И тут опять прозвучала любопытная нотка.
— До свидания, мисс Шлегель, до свидания. Спасибо, что пришли. Вы подняли мне настроение.
— Я так рада!
— Я… Интересно, вы когда-нибудь думаете о себе?
— Да я больше ни о чем и не думаю, — сказала Маргарет, покраснев, но не выпуская руки больной.
— Мне вдруг пришел в голову этот вопрос. И тогда в Гейдельберге тоже.
— Я абсолютно в этом уверена.
— Мне почти показалось…
— Да? — сказала Маргарет, потому что пауза затянулась — пауза, которая в некотором смысле была сродни мерцанию огня, дрожащему свету от настольной лампы, падавшему им на руки, белой мути за окном; пауза шевелящихся вечных теней.
— Мне почти показалось, что вы забыли, что сами-то еще девушка.
Маргарет почувствовала крайнее удивление и легкую досаду.
— Мне двадцать девять, — заметила она. — Не такой уж это страшно юный возраст.
Миссис Уилкокс улыбнулась.
— Почему вы так говорите? Хотите сказать, что я проявила бестактность и грубость? — Маргарет покачала головой. — Я только напомню, что мне пятьдесят один год и что для меня вы обе… Прочитайте об этом в какой-нибудь книге, я не знаю, как ясно объяснить.
— О, я поняла вас.

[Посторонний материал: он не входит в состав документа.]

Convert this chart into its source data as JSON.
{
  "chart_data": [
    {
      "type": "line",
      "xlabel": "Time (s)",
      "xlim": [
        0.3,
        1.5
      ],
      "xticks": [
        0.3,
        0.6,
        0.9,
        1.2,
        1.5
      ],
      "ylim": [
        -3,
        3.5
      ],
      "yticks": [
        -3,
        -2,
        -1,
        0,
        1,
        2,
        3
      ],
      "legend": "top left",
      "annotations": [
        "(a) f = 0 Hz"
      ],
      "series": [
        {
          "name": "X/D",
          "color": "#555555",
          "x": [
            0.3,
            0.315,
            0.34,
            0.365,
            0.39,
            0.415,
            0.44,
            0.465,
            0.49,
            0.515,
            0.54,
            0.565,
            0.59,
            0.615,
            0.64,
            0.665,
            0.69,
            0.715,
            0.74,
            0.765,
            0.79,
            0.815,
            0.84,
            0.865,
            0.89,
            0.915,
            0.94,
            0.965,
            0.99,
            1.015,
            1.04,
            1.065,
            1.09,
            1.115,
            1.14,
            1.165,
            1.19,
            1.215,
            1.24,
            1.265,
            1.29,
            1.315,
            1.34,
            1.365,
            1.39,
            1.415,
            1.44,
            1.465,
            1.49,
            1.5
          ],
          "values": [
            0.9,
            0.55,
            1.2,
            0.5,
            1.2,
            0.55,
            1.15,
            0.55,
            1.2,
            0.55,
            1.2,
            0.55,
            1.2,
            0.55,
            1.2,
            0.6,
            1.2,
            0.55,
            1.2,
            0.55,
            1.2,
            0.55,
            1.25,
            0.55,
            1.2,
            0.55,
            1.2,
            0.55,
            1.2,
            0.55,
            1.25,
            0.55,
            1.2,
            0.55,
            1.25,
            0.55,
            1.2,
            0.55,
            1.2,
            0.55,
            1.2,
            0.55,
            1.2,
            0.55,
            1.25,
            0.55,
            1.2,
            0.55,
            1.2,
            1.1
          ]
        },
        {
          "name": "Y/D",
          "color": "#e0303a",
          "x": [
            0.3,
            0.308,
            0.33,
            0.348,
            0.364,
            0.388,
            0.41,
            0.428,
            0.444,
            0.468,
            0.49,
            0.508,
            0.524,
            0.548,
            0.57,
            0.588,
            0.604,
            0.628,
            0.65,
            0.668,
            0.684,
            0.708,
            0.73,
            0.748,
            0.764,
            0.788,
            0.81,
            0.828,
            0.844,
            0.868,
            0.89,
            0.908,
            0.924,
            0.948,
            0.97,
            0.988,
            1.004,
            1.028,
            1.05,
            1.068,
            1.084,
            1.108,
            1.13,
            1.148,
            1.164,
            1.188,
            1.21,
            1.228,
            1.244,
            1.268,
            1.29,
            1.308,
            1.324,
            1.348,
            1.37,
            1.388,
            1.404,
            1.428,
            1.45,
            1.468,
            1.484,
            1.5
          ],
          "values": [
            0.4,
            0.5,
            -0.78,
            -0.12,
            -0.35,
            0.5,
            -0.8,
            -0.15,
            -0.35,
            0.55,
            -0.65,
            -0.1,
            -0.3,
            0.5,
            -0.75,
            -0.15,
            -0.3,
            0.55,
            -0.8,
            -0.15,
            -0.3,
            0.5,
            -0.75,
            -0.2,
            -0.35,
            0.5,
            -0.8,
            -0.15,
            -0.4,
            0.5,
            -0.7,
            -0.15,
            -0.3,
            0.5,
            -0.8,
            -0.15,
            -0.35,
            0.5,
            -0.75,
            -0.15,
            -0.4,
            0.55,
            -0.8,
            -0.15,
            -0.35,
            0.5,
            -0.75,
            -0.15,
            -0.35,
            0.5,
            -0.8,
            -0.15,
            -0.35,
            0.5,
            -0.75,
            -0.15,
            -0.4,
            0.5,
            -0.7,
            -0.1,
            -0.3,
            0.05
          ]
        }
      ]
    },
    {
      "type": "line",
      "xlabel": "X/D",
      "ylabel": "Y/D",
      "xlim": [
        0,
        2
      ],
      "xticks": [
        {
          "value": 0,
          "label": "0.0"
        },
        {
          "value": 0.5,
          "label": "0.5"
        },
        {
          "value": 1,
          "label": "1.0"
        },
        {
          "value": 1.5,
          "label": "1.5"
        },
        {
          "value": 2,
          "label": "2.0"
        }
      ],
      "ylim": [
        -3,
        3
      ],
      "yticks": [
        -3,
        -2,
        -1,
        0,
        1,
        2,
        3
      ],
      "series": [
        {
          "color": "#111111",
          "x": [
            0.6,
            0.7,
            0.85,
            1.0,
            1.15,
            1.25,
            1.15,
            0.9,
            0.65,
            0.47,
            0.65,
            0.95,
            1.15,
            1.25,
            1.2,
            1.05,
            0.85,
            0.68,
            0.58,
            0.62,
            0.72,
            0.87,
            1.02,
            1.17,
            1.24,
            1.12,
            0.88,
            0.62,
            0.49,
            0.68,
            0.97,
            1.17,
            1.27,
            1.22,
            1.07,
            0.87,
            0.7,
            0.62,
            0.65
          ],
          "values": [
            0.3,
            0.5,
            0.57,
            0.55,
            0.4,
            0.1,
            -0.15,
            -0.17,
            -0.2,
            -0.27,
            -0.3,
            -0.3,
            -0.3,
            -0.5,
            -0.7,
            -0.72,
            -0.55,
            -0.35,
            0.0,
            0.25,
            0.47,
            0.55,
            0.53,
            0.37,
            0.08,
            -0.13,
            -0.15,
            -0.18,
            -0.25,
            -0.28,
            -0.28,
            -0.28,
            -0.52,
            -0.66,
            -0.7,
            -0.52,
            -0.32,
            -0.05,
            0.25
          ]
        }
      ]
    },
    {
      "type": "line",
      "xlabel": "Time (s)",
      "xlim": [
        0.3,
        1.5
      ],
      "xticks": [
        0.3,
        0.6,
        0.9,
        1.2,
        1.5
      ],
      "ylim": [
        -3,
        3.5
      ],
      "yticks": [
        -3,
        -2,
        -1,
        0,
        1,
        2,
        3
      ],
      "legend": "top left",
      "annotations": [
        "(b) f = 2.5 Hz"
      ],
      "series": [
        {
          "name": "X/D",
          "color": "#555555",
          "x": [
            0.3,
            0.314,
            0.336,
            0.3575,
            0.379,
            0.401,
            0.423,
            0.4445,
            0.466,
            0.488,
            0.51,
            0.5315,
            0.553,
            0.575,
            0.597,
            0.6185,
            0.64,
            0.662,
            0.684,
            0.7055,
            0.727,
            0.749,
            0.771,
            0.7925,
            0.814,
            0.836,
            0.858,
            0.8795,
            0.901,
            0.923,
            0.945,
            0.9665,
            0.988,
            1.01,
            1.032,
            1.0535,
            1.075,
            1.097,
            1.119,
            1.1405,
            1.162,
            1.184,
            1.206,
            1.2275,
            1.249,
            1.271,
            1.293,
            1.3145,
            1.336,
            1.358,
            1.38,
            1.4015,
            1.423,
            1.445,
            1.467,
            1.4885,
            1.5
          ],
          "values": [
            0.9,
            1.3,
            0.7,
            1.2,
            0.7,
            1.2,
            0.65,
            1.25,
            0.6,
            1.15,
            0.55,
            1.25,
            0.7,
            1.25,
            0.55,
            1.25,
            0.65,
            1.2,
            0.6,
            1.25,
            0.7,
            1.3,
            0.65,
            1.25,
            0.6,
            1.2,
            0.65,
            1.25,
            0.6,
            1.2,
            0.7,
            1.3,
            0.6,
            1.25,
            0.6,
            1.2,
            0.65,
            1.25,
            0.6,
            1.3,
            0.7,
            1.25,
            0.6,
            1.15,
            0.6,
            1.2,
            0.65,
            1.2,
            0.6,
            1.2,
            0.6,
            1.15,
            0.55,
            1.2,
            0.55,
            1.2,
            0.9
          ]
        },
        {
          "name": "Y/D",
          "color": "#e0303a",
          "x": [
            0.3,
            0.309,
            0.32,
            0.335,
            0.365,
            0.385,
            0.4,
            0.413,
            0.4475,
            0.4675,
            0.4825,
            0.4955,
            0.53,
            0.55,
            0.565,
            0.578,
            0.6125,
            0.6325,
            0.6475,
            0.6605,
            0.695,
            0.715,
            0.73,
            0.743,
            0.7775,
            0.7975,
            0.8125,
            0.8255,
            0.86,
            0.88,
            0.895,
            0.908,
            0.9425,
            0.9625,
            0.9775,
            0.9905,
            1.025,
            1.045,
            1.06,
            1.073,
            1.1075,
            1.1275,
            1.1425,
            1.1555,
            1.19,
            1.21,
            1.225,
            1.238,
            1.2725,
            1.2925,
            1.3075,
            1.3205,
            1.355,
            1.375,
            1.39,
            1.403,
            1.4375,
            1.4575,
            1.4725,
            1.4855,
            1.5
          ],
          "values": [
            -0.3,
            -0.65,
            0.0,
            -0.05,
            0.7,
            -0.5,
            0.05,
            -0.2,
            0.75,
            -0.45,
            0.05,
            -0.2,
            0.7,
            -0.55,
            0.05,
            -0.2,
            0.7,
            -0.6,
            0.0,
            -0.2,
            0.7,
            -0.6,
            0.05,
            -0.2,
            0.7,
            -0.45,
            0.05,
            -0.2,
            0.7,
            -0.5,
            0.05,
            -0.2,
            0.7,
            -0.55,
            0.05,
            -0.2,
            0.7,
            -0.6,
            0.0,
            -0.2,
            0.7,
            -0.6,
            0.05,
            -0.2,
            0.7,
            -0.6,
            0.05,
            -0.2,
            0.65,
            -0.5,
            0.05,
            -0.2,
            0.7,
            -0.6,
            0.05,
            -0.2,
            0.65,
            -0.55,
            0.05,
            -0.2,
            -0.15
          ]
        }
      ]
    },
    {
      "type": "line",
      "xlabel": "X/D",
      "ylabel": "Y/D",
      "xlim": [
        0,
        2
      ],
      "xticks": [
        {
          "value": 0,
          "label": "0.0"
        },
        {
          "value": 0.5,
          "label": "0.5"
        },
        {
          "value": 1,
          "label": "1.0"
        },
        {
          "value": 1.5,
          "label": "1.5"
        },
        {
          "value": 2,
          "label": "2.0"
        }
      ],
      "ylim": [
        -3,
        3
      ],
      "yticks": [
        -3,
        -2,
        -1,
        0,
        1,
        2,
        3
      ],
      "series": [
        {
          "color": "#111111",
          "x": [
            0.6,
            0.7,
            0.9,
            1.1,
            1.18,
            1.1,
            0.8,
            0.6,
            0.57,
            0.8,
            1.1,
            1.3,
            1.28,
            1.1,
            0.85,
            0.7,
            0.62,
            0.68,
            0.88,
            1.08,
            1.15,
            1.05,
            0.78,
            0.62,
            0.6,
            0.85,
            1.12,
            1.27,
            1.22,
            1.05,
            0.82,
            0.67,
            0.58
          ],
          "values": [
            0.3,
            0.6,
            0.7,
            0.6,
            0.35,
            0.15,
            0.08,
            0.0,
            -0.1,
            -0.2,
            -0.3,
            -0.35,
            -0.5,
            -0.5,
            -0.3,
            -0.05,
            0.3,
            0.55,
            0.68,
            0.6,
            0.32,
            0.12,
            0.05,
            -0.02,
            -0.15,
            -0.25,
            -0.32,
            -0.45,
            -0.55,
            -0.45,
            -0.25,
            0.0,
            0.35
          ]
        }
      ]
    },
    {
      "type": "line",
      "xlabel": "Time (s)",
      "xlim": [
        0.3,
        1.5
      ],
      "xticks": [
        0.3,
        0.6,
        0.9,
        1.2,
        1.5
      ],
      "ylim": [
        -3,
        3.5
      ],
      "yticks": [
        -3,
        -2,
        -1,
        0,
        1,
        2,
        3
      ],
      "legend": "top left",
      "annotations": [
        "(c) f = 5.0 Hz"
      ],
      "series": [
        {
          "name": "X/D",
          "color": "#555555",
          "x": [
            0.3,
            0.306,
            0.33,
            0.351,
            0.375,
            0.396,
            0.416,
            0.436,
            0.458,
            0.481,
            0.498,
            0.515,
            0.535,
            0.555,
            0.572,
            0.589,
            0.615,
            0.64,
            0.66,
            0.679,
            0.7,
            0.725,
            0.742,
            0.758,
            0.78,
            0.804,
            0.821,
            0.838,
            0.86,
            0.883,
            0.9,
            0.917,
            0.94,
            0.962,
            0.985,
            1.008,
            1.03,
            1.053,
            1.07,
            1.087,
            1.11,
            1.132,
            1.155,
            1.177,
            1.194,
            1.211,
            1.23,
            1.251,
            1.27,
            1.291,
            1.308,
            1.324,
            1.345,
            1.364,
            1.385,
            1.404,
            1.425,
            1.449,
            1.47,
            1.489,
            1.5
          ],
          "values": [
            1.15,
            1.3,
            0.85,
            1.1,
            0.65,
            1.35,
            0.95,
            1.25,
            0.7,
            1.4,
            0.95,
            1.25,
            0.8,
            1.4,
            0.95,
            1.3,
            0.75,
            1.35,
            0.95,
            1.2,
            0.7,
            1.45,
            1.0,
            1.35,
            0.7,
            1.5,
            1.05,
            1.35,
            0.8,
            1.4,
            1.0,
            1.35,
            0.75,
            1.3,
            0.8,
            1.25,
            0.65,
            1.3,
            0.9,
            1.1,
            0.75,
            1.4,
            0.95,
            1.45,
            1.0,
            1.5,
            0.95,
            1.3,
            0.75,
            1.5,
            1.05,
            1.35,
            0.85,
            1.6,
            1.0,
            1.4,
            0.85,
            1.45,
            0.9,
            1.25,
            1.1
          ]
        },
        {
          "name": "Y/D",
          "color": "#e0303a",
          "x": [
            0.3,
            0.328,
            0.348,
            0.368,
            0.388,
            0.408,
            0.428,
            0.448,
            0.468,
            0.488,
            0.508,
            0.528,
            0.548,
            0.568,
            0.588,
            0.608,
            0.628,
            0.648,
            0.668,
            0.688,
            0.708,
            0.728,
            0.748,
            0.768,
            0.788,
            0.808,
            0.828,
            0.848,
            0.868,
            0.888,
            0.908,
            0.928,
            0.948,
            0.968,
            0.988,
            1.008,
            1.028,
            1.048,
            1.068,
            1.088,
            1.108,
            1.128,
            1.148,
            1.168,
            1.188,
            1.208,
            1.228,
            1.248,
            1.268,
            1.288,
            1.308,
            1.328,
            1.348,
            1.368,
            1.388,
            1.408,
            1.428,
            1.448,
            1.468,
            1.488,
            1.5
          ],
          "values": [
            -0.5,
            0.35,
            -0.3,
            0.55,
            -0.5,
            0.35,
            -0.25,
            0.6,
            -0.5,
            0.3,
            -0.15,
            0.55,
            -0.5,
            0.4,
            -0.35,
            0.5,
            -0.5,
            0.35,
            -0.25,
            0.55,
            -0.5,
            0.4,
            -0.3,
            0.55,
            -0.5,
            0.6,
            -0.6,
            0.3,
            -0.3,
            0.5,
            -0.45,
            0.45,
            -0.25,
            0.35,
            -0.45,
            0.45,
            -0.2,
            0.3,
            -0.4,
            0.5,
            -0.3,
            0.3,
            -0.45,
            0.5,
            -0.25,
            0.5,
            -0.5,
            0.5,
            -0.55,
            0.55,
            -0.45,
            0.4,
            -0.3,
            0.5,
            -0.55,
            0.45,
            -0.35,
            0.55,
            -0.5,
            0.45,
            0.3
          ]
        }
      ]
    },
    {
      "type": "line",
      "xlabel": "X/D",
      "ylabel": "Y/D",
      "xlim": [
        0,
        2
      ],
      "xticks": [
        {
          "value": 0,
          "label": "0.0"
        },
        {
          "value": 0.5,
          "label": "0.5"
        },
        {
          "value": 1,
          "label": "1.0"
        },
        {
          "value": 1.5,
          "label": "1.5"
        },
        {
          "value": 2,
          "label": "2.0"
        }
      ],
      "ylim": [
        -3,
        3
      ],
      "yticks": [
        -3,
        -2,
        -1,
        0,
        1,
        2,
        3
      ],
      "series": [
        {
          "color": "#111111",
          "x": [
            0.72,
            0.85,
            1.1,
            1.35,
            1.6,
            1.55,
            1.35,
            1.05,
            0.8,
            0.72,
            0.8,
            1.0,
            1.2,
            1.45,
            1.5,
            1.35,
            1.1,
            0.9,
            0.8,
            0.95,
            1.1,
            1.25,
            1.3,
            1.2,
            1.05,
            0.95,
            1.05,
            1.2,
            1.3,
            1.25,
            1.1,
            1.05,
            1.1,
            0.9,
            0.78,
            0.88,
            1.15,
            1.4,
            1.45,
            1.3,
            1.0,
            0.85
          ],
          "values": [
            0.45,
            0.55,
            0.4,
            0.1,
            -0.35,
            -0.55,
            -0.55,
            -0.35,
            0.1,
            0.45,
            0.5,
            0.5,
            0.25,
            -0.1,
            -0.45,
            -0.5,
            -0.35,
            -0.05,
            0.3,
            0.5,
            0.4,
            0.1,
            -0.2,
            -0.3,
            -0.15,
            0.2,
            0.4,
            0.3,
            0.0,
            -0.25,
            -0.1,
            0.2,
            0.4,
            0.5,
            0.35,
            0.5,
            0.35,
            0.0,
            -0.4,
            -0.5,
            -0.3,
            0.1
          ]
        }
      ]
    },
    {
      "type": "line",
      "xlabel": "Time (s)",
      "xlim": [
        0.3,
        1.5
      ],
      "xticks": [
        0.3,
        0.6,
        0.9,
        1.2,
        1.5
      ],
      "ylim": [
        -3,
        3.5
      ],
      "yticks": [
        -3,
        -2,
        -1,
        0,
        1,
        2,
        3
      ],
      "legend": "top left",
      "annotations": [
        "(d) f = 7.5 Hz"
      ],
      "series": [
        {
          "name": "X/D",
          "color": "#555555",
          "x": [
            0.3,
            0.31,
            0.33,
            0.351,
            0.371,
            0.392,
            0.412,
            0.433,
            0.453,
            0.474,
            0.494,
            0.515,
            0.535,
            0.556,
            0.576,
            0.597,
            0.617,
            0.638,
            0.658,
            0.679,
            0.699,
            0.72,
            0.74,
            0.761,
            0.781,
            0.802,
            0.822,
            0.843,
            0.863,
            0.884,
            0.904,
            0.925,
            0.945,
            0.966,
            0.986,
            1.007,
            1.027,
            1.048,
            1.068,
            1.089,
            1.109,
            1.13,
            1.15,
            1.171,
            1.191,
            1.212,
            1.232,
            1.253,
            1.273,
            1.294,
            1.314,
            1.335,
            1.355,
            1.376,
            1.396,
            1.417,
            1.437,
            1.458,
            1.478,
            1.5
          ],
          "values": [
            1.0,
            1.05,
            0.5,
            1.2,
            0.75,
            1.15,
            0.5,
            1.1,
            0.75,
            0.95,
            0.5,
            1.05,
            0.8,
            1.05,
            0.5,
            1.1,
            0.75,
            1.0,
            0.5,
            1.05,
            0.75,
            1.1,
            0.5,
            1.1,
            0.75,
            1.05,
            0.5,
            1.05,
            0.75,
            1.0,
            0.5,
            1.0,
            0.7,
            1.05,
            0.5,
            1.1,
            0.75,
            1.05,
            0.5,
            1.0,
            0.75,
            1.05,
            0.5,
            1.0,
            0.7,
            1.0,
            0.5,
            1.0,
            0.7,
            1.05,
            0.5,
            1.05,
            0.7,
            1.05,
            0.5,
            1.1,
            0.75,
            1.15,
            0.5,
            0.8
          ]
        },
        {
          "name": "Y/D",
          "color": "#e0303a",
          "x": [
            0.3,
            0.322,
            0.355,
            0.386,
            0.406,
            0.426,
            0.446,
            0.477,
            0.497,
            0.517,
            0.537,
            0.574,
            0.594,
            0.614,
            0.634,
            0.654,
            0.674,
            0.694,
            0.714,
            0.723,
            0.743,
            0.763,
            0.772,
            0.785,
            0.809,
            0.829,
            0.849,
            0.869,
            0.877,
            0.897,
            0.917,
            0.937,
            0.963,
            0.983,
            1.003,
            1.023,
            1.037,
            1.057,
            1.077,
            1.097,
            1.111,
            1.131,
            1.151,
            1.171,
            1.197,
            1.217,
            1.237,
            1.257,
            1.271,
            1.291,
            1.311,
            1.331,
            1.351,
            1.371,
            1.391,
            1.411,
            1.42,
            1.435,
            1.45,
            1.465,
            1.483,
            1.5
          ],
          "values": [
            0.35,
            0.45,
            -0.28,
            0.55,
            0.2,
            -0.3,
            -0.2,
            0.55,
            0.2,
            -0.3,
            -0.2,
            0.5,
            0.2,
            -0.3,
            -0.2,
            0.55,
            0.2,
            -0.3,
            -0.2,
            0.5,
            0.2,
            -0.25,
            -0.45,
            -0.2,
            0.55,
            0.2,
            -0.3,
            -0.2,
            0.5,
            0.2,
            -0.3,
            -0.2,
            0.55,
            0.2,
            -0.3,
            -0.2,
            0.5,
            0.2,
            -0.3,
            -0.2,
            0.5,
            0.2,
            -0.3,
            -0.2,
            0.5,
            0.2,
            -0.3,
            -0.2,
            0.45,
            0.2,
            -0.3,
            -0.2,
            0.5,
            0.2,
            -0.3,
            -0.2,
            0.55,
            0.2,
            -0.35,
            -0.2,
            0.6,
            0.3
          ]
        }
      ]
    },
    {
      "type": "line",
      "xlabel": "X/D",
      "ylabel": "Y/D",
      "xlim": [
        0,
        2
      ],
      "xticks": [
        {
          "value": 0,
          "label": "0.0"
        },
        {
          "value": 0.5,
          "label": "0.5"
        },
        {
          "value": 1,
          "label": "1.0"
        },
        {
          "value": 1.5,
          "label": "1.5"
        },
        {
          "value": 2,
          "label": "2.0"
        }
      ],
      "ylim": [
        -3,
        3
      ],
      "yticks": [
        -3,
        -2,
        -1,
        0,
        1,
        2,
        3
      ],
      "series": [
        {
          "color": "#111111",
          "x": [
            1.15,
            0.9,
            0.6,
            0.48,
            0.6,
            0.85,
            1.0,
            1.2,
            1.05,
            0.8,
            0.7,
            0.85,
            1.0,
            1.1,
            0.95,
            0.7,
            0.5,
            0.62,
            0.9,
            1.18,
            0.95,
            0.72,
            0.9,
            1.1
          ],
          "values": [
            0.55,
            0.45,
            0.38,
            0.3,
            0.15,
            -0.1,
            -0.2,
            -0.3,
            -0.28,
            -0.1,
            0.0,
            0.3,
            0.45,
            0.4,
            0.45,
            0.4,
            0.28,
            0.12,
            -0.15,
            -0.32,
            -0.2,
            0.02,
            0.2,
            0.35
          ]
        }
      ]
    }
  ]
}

Неопытность. По-вашему, я ничуть не лучше, чем Хелен, но позволяю себе давать ей советы.
— Да, вы меня поняли. «Неопытность» — как раз верное слово.
— Неопытность, — повторила Маргарет серьезным и в то же время жизнерадостным тоном. — Конечно, мне еще всему надо учиться — абсолютно всему, — как и Хелен. Жизнь трудна и полна неожиданностей. В любом случае я это осознаю. Быть смиренной и доброй, идти вперед, любить, а не жалеть других людей, помнить о нищих — но невозможно следовать всем этим правилам одновременно, ведь они так противоречивы. И здесь мы приходим к идее соразмерности, то есть жизни по законам соразмерности. Однако не следует начинать с соразмерности. Так поступают только педанты. Пусть соразмерность придет как спасительное средство, когда не помогают другие, лучшие, и возникает тупик… Боже правый! Я начала проповедовать!
— Вы и в самом деле прекрасно описали трудности жизни, — сказала миссис Уилкокс, убирая руку глубоко в тень. — Мне самой хотелось бы уметь так говорить.